Why Processes Instead of Threads

Process approach (what Claude Code uses):
  Each sub-agent = independent Bun subprocess
  → Memory naturally isolated, no locking needed
  → Subprocess crash doesn't affect parent
  → OS can set CPU/memory limits per process
  → True parallelism across CPU cores

Tool Set Inheritance & Restriction

Sub-agent tool sets are explicitly injected by the parent, following least-privilege:

Parent creates sub-agent with:
  tools: ['GlobTool', 'GrepTool', 'FileReadTool']

Sub-agent:
  GlobTool ✓   GrepTool ✓   FileReadTool ✓
  BashTool ✗   FileWriteTool ✗   AgentTool ✗

Nesting depth limit: Max 3 levels of nesting. At level 3, AgentTool is forcibly removed to prevent infinite recursive process creation.

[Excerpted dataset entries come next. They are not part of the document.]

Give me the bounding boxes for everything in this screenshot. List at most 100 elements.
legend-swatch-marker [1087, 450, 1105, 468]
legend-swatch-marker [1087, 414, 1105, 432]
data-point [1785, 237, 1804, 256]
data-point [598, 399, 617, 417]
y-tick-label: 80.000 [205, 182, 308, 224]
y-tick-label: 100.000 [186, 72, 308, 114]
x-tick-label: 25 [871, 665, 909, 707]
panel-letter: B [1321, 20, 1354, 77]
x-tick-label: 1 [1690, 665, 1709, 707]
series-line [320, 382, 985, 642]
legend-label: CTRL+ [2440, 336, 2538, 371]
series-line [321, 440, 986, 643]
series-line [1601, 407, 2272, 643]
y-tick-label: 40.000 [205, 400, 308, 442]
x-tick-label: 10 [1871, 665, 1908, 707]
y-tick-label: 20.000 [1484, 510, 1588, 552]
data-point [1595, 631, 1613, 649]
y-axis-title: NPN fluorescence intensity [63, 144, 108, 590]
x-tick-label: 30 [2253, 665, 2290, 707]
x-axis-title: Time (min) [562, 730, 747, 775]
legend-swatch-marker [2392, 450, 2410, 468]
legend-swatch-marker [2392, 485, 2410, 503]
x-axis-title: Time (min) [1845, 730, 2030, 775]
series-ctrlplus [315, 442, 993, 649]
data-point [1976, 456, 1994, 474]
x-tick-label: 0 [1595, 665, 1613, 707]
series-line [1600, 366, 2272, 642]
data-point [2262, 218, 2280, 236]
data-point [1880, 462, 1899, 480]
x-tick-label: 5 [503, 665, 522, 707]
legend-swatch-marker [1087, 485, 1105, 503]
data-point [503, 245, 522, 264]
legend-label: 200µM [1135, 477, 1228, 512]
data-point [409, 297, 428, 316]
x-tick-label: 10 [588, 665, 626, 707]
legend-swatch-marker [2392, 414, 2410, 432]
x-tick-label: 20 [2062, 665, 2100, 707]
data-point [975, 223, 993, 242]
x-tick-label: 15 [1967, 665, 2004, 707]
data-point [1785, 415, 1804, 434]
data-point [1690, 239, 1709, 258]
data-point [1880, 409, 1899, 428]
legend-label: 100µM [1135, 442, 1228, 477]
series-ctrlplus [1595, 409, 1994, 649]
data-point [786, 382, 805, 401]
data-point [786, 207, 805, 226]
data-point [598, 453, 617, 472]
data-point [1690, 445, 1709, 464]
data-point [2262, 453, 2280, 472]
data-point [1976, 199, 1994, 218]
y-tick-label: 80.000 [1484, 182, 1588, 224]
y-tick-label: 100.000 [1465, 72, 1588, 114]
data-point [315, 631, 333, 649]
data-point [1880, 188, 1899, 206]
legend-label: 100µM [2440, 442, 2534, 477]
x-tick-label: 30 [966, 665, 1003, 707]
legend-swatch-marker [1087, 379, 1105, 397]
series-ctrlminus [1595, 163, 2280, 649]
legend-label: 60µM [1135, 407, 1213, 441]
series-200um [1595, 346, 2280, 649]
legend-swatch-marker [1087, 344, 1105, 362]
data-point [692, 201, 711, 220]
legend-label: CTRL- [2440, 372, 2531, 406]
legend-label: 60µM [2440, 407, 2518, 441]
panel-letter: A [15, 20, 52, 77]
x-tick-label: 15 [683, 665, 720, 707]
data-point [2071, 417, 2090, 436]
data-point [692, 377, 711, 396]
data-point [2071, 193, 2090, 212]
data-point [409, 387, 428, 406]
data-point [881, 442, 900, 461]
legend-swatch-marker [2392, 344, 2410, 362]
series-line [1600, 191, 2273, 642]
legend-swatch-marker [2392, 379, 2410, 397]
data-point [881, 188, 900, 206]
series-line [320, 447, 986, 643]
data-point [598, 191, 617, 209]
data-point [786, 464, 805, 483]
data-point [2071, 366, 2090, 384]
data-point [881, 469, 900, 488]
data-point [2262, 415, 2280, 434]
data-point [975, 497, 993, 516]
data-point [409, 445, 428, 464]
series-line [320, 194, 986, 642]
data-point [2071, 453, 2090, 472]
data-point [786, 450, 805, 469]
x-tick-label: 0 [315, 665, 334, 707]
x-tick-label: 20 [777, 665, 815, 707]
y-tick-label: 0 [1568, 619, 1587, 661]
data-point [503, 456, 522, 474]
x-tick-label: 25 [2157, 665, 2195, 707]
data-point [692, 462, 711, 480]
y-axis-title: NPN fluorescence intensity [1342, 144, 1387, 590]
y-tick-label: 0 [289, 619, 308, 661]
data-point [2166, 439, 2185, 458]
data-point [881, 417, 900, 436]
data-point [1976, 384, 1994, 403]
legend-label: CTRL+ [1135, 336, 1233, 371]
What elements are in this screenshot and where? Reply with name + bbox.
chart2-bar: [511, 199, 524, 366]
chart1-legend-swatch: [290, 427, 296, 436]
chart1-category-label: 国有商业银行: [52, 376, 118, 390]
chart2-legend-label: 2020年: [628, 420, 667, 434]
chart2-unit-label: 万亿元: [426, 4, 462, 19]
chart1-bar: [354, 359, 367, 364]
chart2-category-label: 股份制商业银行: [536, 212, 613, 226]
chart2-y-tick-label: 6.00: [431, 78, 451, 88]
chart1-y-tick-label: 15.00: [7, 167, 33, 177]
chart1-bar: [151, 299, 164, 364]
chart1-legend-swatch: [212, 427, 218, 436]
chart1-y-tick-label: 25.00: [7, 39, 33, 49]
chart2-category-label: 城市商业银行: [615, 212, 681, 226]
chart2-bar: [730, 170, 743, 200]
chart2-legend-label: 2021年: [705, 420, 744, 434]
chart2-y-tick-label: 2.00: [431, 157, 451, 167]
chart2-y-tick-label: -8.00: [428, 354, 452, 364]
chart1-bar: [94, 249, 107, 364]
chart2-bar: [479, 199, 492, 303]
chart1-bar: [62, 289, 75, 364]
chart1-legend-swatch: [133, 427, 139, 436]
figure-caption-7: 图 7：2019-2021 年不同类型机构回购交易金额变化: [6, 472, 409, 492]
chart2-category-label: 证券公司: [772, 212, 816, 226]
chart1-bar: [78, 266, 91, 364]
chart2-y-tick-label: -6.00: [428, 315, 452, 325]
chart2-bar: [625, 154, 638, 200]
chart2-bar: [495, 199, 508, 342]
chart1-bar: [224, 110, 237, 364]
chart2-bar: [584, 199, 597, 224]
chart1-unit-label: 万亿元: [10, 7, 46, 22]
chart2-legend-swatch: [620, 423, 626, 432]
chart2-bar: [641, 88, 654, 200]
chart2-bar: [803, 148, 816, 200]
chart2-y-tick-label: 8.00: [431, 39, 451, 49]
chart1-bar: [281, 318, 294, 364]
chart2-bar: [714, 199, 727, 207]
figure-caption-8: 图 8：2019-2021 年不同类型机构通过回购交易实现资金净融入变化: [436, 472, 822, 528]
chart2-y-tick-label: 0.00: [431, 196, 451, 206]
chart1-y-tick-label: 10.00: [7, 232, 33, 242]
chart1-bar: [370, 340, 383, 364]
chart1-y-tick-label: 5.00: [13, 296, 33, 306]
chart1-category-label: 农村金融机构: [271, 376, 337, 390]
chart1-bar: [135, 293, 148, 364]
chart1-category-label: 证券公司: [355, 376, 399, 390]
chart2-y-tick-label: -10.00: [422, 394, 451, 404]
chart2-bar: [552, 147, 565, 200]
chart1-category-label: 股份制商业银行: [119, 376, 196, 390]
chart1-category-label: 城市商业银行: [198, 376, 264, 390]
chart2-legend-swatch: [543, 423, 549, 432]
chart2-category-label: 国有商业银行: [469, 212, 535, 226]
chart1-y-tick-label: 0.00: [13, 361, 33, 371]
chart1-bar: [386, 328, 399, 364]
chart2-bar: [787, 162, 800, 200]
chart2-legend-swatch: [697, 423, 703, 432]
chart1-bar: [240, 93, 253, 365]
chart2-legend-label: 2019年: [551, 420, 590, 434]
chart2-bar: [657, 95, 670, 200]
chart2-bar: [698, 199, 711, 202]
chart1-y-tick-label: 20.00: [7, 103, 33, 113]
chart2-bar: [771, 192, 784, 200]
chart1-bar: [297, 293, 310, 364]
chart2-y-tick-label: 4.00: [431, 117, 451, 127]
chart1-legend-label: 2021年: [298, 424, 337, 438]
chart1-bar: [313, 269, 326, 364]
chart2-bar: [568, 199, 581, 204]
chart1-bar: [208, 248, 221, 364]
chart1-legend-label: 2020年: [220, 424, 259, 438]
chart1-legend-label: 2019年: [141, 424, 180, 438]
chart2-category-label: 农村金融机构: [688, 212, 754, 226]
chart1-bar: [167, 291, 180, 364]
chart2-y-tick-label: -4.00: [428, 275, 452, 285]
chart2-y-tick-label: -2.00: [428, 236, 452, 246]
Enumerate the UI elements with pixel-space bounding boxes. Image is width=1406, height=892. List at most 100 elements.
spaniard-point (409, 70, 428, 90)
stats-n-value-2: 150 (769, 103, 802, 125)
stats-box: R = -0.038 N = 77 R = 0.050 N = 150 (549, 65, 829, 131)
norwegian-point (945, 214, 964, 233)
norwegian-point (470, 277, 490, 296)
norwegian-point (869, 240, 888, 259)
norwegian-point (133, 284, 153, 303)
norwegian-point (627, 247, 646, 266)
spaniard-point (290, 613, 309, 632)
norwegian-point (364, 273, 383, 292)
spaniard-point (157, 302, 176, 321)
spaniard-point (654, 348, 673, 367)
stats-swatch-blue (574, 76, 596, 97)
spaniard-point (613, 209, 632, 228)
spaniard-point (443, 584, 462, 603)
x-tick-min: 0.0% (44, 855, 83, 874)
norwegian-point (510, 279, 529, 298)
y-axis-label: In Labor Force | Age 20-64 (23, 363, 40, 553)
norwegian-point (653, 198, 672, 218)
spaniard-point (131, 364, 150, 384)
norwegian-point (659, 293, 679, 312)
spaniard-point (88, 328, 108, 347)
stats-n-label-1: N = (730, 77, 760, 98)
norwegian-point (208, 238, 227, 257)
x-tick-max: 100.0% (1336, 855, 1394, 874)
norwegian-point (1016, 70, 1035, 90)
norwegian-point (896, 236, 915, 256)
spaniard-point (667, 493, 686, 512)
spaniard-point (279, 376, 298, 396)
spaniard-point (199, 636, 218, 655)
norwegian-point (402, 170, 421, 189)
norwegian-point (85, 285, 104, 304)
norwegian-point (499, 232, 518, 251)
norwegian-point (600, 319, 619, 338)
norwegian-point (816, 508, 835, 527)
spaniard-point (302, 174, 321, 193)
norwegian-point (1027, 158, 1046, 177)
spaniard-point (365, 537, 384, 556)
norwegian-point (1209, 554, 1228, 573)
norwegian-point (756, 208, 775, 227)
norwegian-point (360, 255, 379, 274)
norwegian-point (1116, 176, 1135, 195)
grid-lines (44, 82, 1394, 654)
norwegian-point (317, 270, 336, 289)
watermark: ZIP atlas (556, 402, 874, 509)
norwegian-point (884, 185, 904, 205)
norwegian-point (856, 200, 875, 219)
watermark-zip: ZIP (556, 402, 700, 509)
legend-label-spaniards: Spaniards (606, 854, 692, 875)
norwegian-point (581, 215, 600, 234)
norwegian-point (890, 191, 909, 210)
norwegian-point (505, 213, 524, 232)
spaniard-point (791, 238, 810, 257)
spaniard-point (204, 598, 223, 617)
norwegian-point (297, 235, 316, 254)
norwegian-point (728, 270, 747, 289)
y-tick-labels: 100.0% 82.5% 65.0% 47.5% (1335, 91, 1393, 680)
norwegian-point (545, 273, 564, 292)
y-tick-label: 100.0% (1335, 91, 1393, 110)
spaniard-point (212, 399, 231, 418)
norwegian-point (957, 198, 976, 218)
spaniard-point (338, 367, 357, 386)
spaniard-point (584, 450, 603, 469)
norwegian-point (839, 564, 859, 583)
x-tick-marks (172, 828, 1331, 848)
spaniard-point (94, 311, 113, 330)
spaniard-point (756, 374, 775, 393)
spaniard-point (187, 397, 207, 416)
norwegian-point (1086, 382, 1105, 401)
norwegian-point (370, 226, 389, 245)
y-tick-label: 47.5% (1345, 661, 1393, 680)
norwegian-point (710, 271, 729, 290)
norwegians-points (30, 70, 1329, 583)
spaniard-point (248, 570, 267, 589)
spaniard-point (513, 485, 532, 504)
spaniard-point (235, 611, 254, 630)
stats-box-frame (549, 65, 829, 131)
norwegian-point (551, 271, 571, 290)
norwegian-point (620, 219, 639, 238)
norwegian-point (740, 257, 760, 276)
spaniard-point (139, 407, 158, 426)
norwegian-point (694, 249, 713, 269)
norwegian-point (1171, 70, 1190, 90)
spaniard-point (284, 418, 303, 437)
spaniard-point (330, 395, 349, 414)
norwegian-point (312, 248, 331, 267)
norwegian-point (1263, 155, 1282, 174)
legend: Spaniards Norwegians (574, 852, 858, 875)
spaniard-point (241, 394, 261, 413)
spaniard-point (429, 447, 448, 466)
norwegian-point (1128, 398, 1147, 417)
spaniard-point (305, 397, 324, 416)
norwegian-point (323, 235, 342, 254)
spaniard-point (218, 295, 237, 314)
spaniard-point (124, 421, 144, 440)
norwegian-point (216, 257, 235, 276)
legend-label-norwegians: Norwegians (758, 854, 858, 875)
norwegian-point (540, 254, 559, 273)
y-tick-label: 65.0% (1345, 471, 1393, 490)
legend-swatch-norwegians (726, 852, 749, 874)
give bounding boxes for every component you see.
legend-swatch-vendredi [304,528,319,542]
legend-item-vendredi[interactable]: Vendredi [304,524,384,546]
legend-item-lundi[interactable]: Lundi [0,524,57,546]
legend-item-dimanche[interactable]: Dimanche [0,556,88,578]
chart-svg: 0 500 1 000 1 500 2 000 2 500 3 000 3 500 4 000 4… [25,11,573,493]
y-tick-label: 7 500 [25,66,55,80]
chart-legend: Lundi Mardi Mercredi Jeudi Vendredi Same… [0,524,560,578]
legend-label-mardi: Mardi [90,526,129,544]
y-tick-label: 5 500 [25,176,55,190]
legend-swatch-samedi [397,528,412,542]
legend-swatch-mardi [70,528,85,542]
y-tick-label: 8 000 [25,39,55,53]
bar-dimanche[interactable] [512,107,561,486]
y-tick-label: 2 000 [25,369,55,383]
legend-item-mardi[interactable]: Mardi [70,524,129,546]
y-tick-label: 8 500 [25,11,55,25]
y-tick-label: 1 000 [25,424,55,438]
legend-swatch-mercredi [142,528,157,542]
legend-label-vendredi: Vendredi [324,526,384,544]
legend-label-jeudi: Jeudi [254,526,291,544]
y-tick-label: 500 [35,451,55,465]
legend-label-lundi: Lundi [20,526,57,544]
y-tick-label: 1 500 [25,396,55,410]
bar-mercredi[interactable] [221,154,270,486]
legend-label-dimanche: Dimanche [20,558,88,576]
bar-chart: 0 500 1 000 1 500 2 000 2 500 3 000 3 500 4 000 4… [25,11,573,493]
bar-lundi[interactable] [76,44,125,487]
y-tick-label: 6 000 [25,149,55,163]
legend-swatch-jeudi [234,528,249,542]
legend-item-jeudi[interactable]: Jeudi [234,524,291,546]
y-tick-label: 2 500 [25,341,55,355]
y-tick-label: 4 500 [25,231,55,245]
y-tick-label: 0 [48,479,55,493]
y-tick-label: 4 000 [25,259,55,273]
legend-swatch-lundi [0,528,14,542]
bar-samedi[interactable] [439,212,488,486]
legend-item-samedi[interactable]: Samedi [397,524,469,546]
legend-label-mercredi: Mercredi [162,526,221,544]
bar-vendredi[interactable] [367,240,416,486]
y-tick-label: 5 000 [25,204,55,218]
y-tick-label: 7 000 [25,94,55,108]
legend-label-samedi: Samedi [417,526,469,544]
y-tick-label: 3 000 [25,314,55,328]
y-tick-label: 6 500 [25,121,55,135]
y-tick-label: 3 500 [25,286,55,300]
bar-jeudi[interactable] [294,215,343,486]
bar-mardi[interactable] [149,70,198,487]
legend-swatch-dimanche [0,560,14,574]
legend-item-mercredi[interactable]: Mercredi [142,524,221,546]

Inter-Agent Communication: SendMessageTool

All communication goes through coordinator — agents don’t reference each other directly:

Agent A calls SendMessageTool(to='agent_B_id', message='...')
  → coordinator.MessageRouter receives
  → looks up AgentRegistry, finds agent_B's process handle
  → writes message to agent_B's stdin
  → agent_B's LLM processes, response streams back to coordinator
  → coordinator returns response as tool_result to agent A

Special routing targets:

• to='__parent__' — send to parent agent
• to='*' — broadcast to all sibling agents
• to='agent_xxx_id' — precise point-to-point

Three Execution Patterns

Serial decomposition:

Root → sub-A (scan structure) → sub-B (analyze deps) → sub-C (generate report)

Parallel fan-out:

Root → sub-A (review module 1)  ┐
     → sub-B (review module 2)  ├→ aggregate results
     → sub-C (review module 3)  ┘
Total time ≈ slowest one, not sum of all three

Hierarchical delegation:

Root: "refactor entire codebase"
  → sub-A: "refactor frontend"
      → sub-sub-A1: "refactor components"
      → sub-sub-A2: "refactor styles"
  → sub-B: "refactor backend"

Full-Tree Token & Cost Tracking

/cost shows full-tree cost, not just root agent:

  Total cost: $0.127
    Root agent itself:        $0.031
    Sub-agent A (with tree):  $0.063
    Sub-agent B:              $0.033

Fault Isolation & Resilience

When a sub-agent crashes:
  LifecycleManager detects abnormal exit
  → AgentTool receives failure result
  → Returns error tool_result to root QueryEngine
  → Root LLM decides: retry / degrade / report to user
  → Root agent continues running (completely unaffected)

Heartbeat detection: Every 10 seconds. No response within 5 seconds → declared dead, force cleanup, prevents zombie processes.